Por isso não pode faltar no seio da comunidade cristã espaço para os artistas, que historiam as obras de Deus e as anunciam à sua época.
Por conseguinte o artista é querigmático, aquele que anuncia a mensagem cristã buscando despertar no outro a fé. As encenações sagradas são verdadeiras catequeses. Já assistimos a grandes, belas e sacras obras cênicas de indiscutível valor catequético. Uma melodia sacra, um filme bem feito, uma página do Evangelho encenada podem provocar uma metanoia evangélica e uma transformação espiritual.
Mesmo admitindo que o simples relato do Evangelho tenha efeito profundamente interior, vale a pena reconhecer que apresentado a vida de Cristo e dos Santos através de categorias artísticas e lúdicas, é possível que a mensagem de Cristo, sua vida e suas obras, sejam entendidas mais a fundo. No jogo da criação artística, anuncia-se o querigma, isto é a ação divina em favor do seu povo, amado e resgatado do pecado e da morte pela obra salvífica de Cristo. Aos artistas compete a responsabilidade de valorizar a beleza das obras divinas contidas na Sagrada Escritura, apresentando-as com nova luz.
Talvez ao ouvir a Palavra de Deus, alguns fazem de conta que não ouviram ou não entenderam nada, porém ao apresentar cenas bíblicas é possível que também os cegos enxerguem.
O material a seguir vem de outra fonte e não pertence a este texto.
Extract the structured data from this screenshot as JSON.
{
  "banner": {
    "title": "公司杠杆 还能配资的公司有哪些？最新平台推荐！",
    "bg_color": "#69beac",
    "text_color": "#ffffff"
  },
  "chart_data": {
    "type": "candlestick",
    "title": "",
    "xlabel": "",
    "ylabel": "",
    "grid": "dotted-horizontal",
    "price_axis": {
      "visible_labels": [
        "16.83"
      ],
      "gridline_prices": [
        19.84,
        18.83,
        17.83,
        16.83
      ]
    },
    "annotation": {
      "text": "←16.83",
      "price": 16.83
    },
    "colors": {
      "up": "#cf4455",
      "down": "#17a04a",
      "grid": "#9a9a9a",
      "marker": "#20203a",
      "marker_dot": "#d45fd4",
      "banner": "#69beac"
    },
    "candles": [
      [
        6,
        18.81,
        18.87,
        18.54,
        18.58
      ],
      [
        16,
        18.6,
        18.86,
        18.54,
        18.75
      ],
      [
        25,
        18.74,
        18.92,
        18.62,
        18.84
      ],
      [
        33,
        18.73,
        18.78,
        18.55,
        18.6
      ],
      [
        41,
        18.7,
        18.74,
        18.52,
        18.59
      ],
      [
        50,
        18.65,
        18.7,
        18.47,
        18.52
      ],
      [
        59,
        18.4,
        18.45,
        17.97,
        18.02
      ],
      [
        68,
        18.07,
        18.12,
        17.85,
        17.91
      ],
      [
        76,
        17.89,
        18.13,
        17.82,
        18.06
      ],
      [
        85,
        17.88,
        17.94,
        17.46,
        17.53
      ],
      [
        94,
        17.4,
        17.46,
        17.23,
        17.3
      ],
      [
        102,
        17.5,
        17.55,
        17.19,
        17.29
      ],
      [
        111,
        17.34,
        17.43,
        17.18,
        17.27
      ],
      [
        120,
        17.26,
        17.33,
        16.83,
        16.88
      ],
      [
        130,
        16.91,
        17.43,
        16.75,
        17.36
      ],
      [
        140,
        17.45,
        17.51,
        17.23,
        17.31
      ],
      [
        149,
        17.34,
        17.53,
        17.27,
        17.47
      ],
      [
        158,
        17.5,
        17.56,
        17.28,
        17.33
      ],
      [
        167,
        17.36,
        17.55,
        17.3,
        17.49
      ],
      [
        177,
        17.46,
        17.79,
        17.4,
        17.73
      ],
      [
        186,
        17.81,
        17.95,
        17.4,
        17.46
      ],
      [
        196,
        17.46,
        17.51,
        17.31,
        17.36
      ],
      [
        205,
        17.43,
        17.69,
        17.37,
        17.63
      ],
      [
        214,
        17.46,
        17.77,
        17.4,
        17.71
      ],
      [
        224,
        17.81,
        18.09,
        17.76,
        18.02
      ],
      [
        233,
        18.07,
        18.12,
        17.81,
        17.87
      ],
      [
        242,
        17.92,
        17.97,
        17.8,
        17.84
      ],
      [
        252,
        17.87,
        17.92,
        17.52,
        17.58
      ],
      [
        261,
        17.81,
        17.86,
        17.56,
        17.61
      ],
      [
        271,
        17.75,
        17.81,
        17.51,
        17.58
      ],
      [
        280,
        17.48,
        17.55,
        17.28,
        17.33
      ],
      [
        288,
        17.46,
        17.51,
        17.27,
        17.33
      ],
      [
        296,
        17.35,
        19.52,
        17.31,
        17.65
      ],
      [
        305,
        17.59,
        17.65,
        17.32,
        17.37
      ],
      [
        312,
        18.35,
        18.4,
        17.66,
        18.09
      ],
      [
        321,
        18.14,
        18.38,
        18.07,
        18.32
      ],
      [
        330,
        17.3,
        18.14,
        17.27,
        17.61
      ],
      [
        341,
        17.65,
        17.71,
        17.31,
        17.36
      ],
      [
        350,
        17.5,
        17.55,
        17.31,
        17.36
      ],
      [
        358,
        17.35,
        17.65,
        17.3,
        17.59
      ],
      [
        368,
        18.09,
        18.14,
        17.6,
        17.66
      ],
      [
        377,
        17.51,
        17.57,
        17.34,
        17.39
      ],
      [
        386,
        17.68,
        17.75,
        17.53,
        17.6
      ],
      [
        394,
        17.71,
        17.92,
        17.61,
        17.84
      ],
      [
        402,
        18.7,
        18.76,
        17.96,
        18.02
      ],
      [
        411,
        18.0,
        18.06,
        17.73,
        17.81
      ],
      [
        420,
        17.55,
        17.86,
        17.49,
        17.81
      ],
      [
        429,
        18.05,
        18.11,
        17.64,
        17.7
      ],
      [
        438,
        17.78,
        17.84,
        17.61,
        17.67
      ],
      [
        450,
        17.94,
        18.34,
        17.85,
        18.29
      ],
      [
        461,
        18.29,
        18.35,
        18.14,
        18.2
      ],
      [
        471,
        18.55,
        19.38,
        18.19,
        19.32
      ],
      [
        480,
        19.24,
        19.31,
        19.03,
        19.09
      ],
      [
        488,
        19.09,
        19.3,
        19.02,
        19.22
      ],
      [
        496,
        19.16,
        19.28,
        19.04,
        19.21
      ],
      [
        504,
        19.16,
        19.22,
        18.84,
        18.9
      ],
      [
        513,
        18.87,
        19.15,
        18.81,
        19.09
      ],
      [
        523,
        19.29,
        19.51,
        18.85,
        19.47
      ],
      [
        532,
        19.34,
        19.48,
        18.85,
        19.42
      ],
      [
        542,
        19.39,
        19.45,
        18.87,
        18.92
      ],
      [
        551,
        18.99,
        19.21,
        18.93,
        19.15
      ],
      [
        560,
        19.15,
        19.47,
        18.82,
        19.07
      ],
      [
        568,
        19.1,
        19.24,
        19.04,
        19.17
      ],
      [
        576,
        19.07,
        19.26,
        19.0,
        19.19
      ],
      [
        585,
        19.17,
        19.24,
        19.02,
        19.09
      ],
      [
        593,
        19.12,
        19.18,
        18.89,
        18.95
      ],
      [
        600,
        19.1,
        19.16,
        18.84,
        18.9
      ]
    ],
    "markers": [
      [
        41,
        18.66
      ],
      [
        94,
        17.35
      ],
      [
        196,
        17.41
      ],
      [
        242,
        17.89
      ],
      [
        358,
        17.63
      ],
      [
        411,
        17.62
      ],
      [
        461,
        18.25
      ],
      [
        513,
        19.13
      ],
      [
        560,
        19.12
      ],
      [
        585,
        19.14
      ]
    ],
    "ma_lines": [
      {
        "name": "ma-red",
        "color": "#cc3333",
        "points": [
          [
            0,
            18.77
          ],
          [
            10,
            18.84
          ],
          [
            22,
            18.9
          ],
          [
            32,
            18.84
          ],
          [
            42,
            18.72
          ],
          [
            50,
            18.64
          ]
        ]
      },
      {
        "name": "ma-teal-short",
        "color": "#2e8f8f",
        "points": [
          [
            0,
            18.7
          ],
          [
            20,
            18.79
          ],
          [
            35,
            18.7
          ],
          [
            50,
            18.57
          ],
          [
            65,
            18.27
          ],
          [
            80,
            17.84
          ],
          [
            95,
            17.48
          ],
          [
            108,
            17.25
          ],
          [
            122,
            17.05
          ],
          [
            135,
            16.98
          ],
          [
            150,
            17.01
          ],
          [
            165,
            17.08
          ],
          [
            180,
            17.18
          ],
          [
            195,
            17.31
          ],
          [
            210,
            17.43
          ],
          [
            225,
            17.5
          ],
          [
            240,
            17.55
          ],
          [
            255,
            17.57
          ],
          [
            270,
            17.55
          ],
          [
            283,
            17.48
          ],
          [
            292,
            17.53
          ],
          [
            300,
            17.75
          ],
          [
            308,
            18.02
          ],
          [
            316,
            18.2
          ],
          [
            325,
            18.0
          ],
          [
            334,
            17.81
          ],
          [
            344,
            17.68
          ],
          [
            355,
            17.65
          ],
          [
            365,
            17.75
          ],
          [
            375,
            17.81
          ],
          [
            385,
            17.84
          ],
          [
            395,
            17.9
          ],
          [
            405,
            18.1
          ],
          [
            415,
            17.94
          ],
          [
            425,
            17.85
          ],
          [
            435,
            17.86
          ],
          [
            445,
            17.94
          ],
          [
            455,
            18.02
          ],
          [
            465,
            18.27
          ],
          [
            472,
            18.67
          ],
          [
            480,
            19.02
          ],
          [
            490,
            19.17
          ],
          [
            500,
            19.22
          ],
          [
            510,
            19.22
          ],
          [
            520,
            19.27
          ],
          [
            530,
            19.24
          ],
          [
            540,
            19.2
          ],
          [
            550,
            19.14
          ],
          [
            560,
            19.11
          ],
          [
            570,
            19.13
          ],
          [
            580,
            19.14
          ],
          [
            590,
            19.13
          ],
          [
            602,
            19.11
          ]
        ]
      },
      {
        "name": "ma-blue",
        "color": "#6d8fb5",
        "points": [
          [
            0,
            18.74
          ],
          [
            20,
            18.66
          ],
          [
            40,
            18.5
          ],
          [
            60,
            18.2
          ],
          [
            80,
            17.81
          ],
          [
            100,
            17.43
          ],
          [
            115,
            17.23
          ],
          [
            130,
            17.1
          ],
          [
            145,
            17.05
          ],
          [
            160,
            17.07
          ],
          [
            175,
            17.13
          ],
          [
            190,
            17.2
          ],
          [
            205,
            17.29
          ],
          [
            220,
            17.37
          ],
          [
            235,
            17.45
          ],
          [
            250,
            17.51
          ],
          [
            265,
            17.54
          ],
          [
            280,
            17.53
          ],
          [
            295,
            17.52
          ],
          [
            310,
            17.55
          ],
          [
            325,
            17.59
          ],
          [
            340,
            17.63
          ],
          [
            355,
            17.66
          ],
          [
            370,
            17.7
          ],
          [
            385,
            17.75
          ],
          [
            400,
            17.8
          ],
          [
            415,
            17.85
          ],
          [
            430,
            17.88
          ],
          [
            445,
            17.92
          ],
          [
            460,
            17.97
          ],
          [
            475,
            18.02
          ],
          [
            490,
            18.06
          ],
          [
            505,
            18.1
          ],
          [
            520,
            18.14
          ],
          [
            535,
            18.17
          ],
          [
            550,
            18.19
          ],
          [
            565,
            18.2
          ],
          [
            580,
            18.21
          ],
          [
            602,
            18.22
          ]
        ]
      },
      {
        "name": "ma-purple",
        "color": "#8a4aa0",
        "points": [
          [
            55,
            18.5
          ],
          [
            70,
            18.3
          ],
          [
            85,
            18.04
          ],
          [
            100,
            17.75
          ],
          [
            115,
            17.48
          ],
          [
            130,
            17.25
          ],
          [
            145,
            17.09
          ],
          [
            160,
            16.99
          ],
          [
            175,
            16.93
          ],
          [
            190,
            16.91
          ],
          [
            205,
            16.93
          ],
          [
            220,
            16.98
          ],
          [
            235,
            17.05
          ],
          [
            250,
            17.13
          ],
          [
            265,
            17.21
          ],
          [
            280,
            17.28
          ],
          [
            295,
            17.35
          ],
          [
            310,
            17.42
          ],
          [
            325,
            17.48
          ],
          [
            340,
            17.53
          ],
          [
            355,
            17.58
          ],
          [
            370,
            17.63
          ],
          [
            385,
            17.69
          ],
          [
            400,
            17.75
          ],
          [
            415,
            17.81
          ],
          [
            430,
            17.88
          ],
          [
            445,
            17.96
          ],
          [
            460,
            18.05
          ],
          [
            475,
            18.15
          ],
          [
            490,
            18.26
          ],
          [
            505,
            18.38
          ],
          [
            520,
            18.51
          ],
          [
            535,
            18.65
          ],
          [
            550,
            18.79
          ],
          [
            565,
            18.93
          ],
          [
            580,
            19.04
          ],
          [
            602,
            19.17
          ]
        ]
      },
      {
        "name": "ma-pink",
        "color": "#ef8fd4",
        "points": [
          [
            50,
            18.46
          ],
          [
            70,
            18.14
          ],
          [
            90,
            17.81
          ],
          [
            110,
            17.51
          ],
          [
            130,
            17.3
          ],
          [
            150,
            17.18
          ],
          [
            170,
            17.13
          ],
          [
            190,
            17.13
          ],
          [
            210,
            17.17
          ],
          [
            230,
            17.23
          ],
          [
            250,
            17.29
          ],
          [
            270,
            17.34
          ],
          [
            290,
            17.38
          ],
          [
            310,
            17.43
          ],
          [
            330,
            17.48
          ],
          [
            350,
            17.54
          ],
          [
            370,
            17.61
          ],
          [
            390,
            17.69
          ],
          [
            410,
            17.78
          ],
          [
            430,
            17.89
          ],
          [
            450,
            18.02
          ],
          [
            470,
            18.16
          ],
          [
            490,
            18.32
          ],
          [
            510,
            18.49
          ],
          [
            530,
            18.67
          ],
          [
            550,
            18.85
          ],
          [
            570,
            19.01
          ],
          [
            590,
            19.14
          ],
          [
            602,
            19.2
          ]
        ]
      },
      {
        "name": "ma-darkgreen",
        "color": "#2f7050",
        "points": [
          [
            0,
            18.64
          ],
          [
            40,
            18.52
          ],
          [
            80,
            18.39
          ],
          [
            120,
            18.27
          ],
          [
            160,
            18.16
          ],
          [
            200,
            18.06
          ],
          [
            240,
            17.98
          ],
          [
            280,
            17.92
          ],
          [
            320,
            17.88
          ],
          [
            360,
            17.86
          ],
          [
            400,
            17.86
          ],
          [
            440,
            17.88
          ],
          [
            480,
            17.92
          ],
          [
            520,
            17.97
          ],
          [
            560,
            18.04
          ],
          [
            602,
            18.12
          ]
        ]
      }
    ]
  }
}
O palco sempre foi um espaço necessário para apresentar os dramas da vida cotidiana ou as situações críticas em que se encontram muitas pessoas e famílias.
Por isso a Igreja deseja apresentar a vida de Cristo e dos Santos através do ritual litúrgico e artístico, para que as novas gerações seduzidas pela cultura da imagem e avessas à escuta e ao diálogo, possam manter o seu conhecimento cristão através da arte.